Although geologic carbon sequestration projects have yet to induce — or may never induce — a damaging earthquake, experiences from other deep injection industries such as hydraulic fracturing, enhanced geothermal systems, and saltwater disposal suggest that effective quantitative seismic risk assessment is necessary for deep saline carbon capture and sequestration (CCS) projects. One such imminent CCS project is the San Juan Basin CarbonSAFE Phase III program. We use Monte Carlo probabilistic geomechanical analyses combined with observations of the geologic and operational parameters of the San Juan Basin site and suggest that this project is of low-induced seismic risk.
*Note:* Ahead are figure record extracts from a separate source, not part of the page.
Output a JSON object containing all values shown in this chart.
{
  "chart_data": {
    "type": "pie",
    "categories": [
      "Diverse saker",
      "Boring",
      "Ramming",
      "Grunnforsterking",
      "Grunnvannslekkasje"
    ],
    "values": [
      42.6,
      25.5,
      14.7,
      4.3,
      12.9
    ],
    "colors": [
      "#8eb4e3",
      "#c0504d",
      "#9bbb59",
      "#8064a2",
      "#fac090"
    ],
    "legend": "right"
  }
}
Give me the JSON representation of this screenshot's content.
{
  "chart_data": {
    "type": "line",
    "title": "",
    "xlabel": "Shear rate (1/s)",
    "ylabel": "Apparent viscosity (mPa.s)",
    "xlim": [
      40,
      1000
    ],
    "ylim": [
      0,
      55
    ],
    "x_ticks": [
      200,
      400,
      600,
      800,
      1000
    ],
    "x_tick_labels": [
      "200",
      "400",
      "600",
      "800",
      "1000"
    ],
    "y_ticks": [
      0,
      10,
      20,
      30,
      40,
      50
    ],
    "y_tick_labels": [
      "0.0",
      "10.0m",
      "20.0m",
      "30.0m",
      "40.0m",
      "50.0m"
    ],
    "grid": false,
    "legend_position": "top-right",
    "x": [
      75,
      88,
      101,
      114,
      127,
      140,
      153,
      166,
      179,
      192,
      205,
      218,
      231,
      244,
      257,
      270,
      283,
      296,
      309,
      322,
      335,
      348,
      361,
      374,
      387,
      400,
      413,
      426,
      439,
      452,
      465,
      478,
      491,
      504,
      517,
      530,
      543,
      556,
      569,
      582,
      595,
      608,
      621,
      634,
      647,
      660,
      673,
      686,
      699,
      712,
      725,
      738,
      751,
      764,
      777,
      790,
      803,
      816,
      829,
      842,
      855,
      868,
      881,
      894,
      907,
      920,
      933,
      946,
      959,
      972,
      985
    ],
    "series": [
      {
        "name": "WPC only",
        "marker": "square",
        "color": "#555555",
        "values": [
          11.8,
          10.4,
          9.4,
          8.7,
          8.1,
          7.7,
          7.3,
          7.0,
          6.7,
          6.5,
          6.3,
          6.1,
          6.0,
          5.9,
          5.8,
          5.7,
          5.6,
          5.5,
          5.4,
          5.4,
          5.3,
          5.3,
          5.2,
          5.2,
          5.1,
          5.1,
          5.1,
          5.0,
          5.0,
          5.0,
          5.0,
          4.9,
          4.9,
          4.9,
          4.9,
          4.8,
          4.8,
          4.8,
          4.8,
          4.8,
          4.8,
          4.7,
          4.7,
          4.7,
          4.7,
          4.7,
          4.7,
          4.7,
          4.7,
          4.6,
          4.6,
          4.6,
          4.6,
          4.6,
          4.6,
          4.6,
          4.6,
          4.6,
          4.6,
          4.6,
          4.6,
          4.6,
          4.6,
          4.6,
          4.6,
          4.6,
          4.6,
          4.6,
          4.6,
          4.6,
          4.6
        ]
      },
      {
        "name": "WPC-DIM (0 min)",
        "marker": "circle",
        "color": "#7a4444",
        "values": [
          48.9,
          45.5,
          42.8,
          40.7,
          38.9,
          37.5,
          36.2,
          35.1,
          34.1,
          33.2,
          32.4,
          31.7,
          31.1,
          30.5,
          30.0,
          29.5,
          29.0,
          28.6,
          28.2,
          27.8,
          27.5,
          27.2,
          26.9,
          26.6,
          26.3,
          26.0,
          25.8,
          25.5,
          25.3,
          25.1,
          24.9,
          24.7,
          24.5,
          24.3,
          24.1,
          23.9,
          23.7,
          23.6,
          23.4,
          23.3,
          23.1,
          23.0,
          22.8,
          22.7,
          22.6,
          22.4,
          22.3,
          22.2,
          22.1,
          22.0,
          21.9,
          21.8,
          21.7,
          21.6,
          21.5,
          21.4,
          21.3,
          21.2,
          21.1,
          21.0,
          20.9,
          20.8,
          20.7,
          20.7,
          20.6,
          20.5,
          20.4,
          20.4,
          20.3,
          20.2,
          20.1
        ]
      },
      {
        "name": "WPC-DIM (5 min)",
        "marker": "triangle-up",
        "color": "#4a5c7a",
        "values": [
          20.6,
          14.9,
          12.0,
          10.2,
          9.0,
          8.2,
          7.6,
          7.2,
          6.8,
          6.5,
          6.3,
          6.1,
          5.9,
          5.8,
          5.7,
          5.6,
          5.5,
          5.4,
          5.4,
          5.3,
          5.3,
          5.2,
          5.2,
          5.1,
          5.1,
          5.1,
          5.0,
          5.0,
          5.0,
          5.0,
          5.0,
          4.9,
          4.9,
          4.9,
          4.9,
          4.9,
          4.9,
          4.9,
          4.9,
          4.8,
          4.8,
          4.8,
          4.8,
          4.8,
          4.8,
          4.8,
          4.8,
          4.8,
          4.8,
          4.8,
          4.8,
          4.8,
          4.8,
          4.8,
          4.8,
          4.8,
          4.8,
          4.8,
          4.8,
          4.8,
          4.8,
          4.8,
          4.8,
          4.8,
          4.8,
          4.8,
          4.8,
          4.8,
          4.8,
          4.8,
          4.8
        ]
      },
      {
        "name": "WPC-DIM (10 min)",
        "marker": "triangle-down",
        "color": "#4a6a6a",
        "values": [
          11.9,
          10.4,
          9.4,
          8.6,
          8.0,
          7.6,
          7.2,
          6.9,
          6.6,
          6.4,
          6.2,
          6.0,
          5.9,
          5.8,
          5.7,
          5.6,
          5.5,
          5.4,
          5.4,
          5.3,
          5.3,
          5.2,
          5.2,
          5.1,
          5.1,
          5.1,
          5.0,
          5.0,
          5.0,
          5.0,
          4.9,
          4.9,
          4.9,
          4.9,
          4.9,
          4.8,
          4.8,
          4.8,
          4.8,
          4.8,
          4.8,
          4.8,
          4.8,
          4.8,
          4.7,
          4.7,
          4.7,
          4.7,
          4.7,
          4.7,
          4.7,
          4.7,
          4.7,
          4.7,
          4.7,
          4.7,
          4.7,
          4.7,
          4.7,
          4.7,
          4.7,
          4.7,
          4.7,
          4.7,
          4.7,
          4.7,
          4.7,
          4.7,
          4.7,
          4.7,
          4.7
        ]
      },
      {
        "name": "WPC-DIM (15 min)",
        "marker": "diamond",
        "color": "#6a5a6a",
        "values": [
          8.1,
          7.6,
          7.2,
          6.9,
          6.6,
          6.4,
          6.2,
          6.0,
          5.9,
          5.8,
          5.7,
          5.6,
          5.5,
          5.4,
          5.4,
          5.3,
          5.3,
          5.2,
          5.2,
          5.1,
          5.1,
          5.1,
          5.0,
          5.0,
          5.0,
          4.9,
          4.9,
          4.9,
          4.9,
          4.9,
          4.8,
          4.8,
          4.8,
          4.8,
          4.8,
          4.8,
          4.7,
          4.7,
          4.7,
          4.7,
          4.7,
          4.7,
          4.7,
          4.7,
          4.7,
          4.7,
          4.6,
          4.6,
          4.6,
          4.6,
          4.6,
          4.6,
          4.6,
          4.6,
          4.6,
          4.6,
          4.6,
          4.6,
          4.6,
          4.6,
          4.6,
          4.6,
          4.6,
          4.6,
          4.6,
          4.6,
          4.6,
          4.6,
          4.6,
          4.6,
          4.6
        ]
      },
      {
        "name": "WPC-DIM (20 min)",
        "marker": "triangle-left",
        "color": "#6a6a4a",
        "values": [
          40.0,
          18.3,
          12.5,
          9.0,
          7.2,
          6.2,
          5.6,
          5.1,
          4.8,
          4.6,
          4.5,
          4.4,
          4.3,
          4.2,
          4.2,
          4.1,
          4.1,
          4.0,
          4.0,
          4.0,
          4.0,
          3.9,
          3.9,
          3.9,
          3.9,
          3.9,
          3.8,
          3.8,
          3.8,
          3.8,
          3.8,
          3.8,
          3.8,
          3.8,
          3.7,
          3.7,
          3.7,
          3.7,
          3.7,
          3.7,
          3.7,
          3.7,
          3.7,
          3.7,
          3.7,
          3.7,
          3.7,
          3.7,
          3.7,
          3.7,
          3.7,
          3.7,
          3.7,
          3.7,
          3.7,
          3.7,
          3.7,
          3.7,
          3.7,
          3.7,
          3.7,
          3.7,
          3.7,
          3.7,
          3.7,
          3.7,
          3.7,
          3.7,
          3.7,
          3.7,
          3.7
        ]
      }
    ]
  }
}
The primary analysis is split into four sections. First, we assess the literature for faults and past seismicity, and at least five faulting scenarios are directly relevant. Second, we develop and calibrate an integrated earth model for the project site. Third, we perform Monte Carlo simulations that consider reasonable uncertainties of the geomechanical parameters. Of five tested faulting scenarios, only one presents high Coulomb failure functions, but fourth, we determine the risk to be low based on the combined lack of historical seismicity, the geologic framework of the faulting scenario, and the presence of saltwater injection at the same depth as the proposed supercritical carbon dioxide injection. The most sensitive parameters in the geomechanical calculations are the fault dip and the coefficient of friction. The least sensitive are the fault strike and the orientation of the maximum horizontal principal stress.